Applicabilità dell'aggravante dell'art. 625 n. 7 c.p. nel caso di furto di beni oggetto di procedura fallimentare

06 Agosto 2021

Il furto di beni inventariati all'attivo fallimentare si può equiparare al furto di un bene soggetto a pignoramento e quindi applicare l'aggravante prevista dall'art. 625 n. 7 c.p.?

Il furto di beni inventariati all'attivo fallimentare si può equiparare al furto di un bene soggetto a pignoramento e quindi applicare l'aggravante prevista dall'art. 625 n. 7 c.p.?

In caso di furto di beni avvenuto durante la procedura fallimentare, e quindi dopo la dichiarazione di fallimento e l'apposizione dei sigilli, il delitto deve ritenersi aggravato ex ex art. 625 n. 7 c.p. come per il caso di beni sottoposti a pignoramento. Tale soluzione si ricava dai principi giurisprudenziali dettati dalla Corte di Cassazione (Cass. pen., 26 gennaio 1965, Dessalvi, GP 66, II, 94; Cass. pen., 16 maggio 1967, Fortino, CPMA 68, 721; Cass. pen., 2 aprile 1971, Campanella, 89).

Riferimenti normativi - Le principali norme attinenti al presente quesito sono le seguenti: art. 624 c.p. (Furto), art. 625 c.p. (Circostanze aggravanti), art. 16 L.F. (Sentenza dichiarativa di fallimento), art. 42 L.F. (Beni del fallito), art. 84 L.F. (Dei sigilli), art. 87 L.F. (Inventario).

Le motivazioni della giurisprudenza - La giurisprudenza prevalente ritiene che, dopo la dichiarazione di fallimento e l'apposizione dei sigilli, il delitto di furto debba ritenersi aggravato ex art. 625 n. 7 c.p. E ciò in quanto anche nella procedura fallimentare si ravvisano, in relazione all'intero patrimonio del fallito, gli effetti relativi al pignoramento nell'esecuzione singolare. Sicché allo spossessamento seguono, nell'esecuzione concorsuale, tutti quegli atti quali l'apposizione dei sigilli e l'inventario che mirano alla conservazione del patrimonio del fallito e che corrispondono, sia nella sostanza che negli effetti, al pignoramento.

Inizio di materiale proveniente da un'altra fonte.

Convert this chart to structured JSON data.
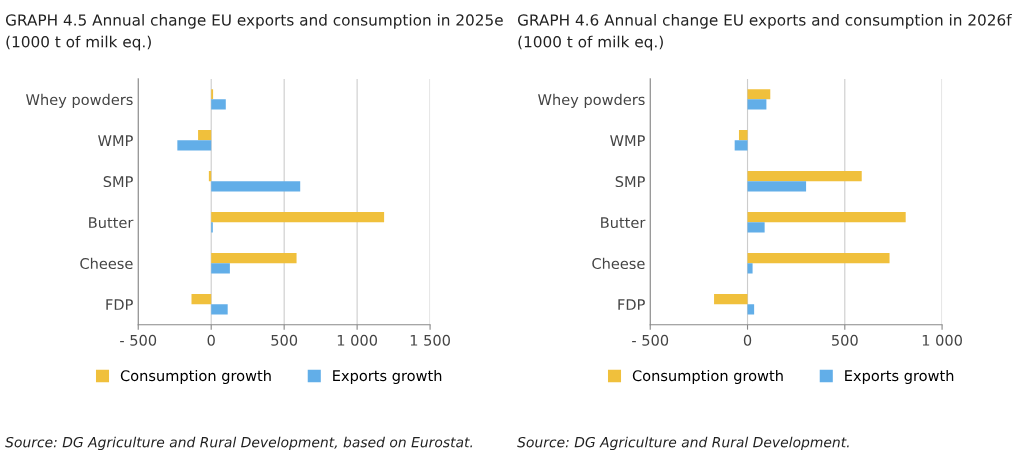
{
  "chart_data": [
    {
      "type": "bar",
      "orientation": "horizontal",
      "title": "GRAPH 4.5 Annual change EU exports and consumption in 2025e (1000 t of milk eq.)",
      "categories": [
        "Whey powders",
        "WMP",
        "SMP",
        "Butter",
        "Cheese",
        "FDP"
      ],
      "series": [
        {
          "name": "Consumption growth",
          "color": "#f0c03c",
          "values": [
            13,
            -90,
            -16,
            1185,
            585,
            -135
          ]
        },
        {
          "name": "Exports growth",
          "color": "#62aee8",
          "values": [
            100,
            -232,
            610,
            11,
            128,
            113
          ]
        }
      ],
      "xlim": [
        -500,
        1500
      ],
      "xticks": [
        {
          "value": -500,
          "label": "- 500"
        },
        0,
        500,
        {
          "value": 1000,
          "label": "1 000"
        },
        {
          "value": 1500,
          "label": "1 500"
        }
      ],
      "grid": "x",
      "legend": "bottom",
      "annotations": [
        "Source: DG Agriculture and Rural Development, based on Eurostat."
      ]
    },
    {
      "type": "bar",
      "orientation": "horizontal",
      "title": "GRAPH 4.6 Annual change EU exports and consumption in 2026f (1000 t of milk eq.)",
      "categories": [
        "Whey powders",
        "WMP",
        "SMP",
        "Butter",
        "Cheese",
        "FDP"
      ],
      "series": [
        {
          "name": "Consumption growth",
          "color": "#f0c03c",
          "values": [
            117,
            -44,
            587,
            813,
            730,
            -172
          ]
        },
        {
          "name": "Exports growth",
          "color": "#62aee8",
          "values": [
            97,
            -66,
            301,
            88,
            26,
            34
          ]
        }
      ],
      "xlim": [
        -500,
        1000
      ],
      "xticks": [
        {
          "value": -500,
          "label": "- 500"
        },
        0,
        500,
        {
          "value": 1000,
          "label": "1 000"
        }
      ],
      "grid": "x",
      "legend": "bottom",
      "annotations": [
        "Source: DG Agriculture and Rural Development."
      ]
    }
  ]
}
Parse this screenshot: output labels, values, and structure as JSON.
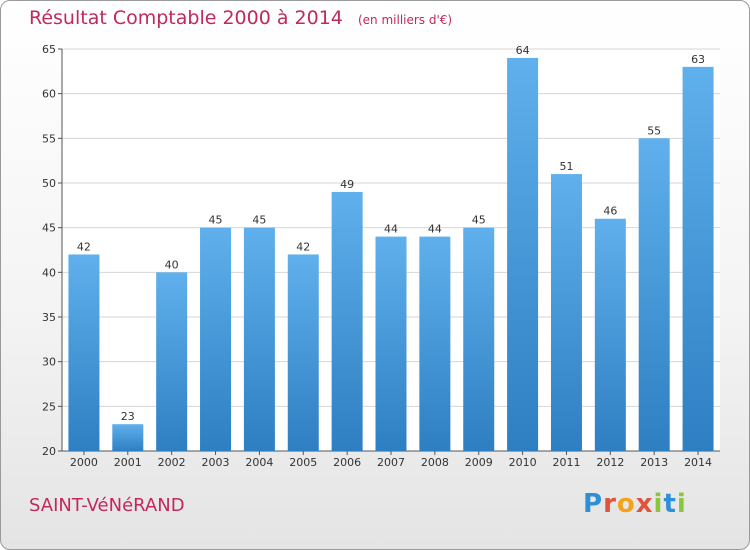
{
  "header": {
    "title": "Résultat Comptable 2000 à 2014",
    "subtitle": "(en milliers d'€)"
  },
  "commune": "SAINT-VéNéRAND",
  "logo": {
    "letters": [
      "P",
      "r",
      "o",
      "x",
      "i",
      "t",
      "i"
    ],
    "colors": [
      "#2f8fd6",
      "#e0533c",
      "#f2a21c",
      "#e0533c",
      "#8cc63f",
      "#2f8fd6",
      "#8cc63f"
    ]
  },
  "colors": {
    "bar_top": "#5fb0ec",
    "bar_bottom": "#2e7fc2",
    "grid": "#d6d6d6",
    "plot_bg": "#ffffff"
  },
  "chart_data": {
    "type": "bar",
    "categories": [
      "2000",
      "2001",
      "2002",
      "2003",
      "2004",
      "2005",
      "2006",
      "2007",
      "2008",
      "2009",
      "2010",
      "2011",
      "2012",
      "2013",
      "2014"
    ],
    "values": [
      42,
      23,
      40,
      45,
      45,
      42,
      49,
      44,
      44,
      45,
      64,
      51,
      46,
      55,
      63
    ],
    "title": "Résultat Comptable 2000 à 2014",
    "xlabel": "",
    "ylabel": "",
    "ylim": [
      20,
      65
    ],
    "yticks": [
      20,
      25,
      30,
      35,
      40,
      45,
      50,
      55,
      60,
      65
    ],
    "grid": true,
    "data_labels": true
  }
}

Pertanto, secondo i giudici di legittimità, l'applicazione dell'art. 625 n. 7 c.p. non comporterebbe il ricorso al procedimento analogico, ma un'interpretazione estensiva rivolta ad ampliare il significato letterale della norma, grazie all'intrinseca forza espansiva che è data dalla ratio di questa (Cass. pen., 26 gennaio 1965, Dessalvi, GP 66, II, 94; Cass. pen., 16 maggio 1967, Fortino, CPMA 68, 721; Cass. pen., 2 aprile 1971, Campanella, 89).

L'orientamento della dottrina - La dottrina non è concorde sulla possibilità di configurare l'aggravante ex art. 625 n. 7 c.p. in caso di sottrazione di beni relativi alla procedura fallimentare. Alcuni autori danno infatti parere negativo ritenendo che l'applicazione dell'aggravante implicherebbe un inammissibile procedimento analogico in malam partem (G. Pecorella; Fiandaca-Musco). Altri autori la ritengono invece ammissibile sostenendo che i beni del fallito si trovano nella medesima situazione di indisponibilità delle cose pignorate o sequestrate, sulla scia del prevalente orientamento giurisprudenziale.